I am attempting to start a business buying, rehabbing and selling houses for profit. I am in my late 30s. There is a 'rehab loan' program available that I might use-- it requires a debt- (including the amt. of the home loan (purchase price + rehab cost) and all other debts) to income level of 45%. I have a student loan with a $150/month payment. My consumer debt is about ~$6000 and my credit score is about 750, the loan offers a relatively low interest rate and only 1 or 2 points.

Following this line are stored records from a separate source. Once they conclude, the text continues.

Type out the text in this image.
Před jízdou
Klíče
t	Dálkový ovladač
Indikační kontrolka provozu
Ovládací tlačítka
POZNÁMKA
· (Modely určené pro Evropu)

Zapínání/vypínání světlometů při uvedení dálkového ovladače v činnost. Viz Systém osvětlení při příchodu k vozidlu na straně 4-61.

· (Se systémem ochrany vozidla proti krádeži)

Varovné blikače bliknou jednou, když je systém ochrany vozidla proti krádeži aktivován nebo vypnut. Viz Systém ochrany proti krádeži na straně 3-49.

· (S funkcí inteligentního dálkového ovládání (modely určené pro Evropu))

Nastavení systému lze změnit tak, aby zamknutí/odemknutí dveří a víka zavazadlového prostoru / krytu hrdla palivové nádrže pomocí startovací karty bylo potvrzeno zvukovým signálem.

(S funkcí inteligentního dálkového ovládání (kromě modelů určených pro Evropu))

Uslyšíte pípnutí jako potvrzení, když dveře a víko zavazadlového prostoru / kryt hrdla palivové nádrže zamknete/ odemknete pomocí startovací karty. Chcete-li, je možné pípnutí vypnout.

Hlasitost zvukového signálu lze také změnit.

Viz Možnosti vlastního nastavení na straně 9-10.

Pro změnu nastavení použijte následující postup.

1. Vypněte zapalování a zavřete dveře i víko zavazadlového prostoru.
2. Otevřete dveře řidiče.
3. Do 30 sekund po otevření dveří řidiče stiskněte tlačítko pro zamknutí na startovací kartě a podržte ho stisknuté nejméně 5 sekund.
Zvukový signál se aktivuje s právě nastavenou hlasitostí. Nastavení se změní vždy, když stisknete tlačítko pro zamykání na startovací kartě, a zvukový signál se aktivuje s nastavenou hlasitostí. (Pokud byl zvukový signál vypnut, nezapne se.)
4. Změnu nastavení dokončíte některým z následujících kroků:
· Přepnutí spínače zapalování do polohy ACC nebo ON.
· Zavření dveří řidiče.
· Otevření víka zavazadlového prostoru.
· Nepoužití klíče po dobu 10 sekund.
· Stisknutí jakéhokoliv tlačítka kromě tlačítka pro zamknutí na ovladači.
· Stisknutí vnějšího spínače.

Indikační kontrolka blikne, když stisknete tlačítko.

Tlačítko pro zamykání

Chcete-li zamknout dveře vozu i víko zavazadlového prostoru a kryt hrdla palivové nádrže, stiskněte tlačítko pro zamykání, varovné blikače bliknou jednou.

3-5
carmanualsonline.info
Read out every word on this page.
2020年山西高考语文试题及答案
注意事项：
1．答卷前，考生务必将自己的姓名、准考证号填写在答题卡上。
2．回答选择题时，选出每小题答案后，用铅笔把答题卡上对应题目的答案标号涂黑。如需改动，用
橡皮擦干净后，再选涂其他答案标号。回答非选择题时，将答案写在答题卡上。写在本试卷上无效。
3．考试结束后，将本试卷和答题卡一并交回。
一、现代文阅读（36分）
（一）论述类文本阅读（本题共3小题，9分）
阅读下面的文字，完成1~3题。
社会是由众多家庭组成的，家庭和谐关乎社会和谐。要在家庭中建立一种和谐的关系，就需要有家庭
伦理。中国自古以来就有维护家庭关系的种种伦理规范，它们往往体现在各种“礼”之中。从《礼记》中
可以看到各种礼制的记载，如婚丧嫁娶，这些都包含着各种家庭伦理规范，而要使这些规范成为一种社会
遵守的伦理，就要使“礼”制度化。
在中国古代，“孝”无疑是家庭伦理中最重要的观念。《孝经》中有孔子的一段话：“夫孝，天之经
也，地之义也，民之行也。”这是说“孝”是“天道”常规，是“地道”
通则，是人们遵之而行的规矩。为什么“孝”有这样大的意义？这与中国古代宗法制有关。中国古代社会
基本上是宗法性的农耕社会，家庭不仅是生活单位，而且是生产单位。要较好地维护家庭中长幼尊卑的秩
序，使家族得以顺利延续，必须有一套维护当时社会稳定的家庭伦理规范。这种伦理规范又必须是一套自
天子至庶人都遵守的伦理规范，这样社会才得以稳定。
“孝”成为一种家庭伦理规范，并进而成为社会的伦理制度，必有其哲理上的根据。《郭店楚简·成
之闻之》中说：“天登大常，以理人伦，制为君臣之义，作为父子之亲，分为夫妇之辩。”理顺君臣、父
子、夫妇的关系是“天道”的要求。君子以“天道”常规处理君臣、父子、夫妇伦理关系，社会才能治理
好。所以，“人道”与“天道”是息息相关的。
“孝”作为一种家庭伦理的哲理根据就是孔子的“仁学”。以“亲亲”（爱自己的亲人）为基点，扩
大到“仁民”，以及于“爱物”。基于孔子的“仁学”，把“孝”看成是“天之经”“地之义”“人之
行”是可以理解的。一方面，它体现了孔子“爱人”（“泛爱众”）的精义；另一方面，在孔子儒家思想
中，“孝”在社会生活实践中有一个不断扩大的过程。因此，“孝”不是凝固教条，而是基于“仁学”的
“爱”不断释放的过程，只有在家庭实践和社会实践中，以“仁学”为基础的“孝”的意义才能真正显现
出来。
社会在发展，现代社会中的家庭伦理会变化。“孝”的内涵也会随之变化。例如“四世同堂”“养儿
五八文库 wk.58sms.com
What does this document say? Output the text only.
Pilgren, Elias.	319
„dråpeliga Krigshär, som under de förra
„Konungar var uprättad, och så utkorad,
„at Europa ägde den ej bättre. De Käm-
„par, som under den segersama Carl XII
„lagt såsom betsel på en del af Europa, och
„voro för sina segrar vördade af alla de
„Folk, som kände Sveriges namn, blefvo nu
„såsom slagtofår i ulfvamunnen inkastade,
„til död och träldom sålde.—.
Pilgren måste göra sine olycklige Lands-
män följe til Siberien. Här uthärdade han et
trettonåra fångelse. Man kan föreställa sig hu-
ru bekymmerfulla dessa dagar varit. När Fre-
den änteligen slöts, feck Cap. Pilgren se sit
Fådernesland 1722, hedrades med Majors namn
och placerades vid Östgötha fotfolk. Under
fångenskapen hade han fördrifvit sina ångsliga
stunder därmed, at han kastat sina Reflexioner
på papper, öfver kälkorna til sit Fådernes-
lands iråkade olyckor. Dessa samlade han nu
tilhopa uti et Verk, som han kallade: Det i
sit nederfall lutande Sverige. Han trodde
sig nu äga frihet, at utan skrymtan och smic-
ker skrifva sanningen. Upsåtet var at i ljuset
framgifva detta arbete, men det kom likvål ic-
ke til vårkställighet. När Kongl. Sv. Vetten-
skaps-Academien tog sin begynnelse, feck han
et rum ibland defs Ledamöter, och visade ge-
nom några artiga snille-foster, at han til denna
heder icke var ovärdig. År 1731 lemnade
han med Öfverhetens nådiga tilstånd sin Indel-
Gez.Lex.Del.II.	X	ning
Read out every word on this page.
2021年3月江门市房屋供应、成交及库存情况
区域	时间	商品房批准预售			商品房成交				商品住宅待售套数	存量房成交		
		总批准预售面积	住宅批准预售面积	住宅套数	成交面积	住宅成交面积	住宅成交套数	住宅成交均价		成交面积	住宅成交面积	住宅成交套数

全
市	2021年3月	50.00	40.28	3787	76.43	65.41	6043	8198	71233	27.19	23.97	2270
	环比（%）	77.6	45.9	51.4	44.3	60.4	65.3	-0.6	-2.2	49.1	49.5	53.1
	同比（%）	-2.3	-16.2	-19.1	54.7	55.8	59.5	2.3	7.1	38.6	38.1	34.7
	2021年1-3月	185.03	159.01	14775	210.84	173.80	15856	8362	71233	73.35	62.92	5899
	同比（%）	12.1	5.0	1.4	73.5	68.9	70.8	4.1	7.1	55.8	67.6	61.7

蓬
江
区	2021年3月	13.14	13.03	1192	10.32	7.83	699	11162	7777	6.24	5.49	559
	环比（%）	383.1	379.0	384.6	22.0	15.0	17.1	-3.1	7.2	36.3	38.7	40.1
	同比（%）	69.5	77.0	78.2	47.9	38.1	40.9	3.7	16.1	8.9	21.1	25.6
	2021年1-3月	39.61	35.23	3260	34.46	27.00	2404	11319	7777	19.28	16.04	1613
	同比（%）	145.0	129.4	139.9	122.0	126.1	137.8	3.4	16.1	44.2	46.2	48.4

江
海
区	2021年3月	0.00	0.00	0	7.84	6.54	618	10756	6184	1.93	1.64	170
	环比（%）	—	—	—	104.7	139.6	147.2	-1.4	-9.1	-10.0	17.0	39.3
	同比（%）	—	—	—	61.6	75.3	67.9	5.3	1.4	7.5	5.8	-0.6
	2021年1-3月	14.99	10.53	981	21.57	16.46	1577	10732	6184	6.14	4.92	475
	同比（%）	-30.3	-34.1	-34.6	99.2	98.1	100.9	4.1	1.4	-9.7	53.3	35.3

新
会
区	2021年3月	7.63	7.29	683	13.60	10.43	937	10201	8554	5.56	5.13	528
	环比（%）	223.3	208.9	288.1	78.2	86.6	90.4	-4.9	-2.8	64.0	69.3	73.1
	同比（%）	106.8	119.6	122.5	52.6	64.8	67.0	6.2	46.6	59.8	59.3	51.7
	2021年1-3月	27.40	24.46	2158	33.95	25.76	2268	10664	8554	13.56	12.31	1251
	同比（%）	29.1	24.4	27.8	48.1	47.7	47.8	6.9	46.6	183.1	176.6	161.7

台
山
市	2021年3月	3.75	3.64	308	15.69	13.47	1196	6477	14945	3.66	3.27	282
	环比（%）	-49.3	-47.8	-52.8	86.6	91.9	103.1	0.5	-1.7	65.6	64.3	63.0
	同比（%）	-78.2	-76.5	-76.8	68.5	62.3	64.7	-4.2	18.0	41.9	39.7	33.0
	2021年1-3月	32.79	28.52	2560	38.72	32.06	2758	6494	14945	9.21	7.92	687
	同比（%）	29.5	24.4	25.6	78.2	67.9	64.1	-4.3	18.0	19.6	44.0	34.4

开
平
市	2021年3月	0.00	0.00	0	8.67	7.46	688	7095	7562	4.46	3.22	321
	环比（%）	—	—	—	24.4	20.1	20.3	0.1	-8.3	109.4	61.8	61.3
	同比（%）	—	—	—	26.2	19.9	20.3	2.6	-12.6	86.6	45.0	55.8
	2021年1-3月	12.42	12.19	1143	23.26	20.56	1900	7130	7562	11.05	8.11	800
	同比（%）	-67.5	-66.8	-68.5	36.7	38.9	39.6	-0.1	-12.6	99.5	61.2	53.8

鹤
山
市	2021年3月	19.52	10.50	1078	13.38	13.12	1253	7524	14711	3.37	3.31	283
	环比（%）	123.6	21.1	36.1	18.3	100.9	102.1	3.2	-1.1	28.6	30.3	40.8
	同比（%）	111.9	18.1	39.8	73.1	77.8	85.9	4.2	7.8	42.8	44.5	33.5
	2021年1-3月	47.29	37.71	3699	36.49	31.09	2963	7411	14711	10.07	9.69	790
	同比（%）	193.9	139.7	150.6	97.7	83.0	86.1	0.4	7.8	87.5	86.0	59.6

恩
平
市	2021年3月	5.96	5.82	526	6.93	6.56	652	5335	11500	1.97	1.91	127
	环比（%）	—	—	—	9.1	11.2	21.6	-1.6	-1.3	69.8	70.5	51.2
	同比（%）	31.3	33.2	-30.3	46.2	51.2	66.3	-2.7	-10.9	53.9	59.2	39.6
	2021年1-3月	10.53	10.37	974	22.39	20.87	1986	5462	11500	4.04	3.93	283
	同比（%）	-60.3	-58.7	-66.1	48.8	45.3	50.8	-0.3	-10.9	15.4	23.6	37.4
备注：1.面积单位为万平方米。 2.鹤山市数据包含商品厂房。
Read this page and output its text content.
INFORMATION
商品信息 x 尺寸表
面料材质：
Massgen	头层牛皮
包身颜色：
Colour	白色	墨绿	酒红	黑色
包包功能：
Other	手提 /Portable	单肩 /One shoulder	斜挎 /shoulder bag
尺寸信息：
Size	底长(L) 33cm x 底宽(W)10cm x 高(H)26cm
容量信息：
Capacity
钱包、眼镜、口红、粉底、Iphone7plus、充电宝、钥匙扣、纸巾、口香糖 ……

The score is that high because I have paid my bills on time for years, but the debt has been creeping up or remaining the same recently. I receive offers all the time to consolidate debt as a new credit line. Assuming I get the 8% interest rate I can pay it off in 3 years at $163/month, and be more disciplined about my finances. It will require an inquiry, I know, and I have 4 of those in the past year according to Transunion. The $5000 loan will allow my balances which are at about 30% to go down below 10%, but that will add an inquiry. So my question is not just about the immediate effect of an additional inquiry vs. taking the balances down to a favorable level (is that recommended?) but also, how much better does it look to pay an installment loan on time, and what is likely to happen if I do?
Also, I would consider these kinds of offers of loan-style credit as possible methods of creative financing of my business, are they less likely to be offered if they see that my debt has gone down considerably?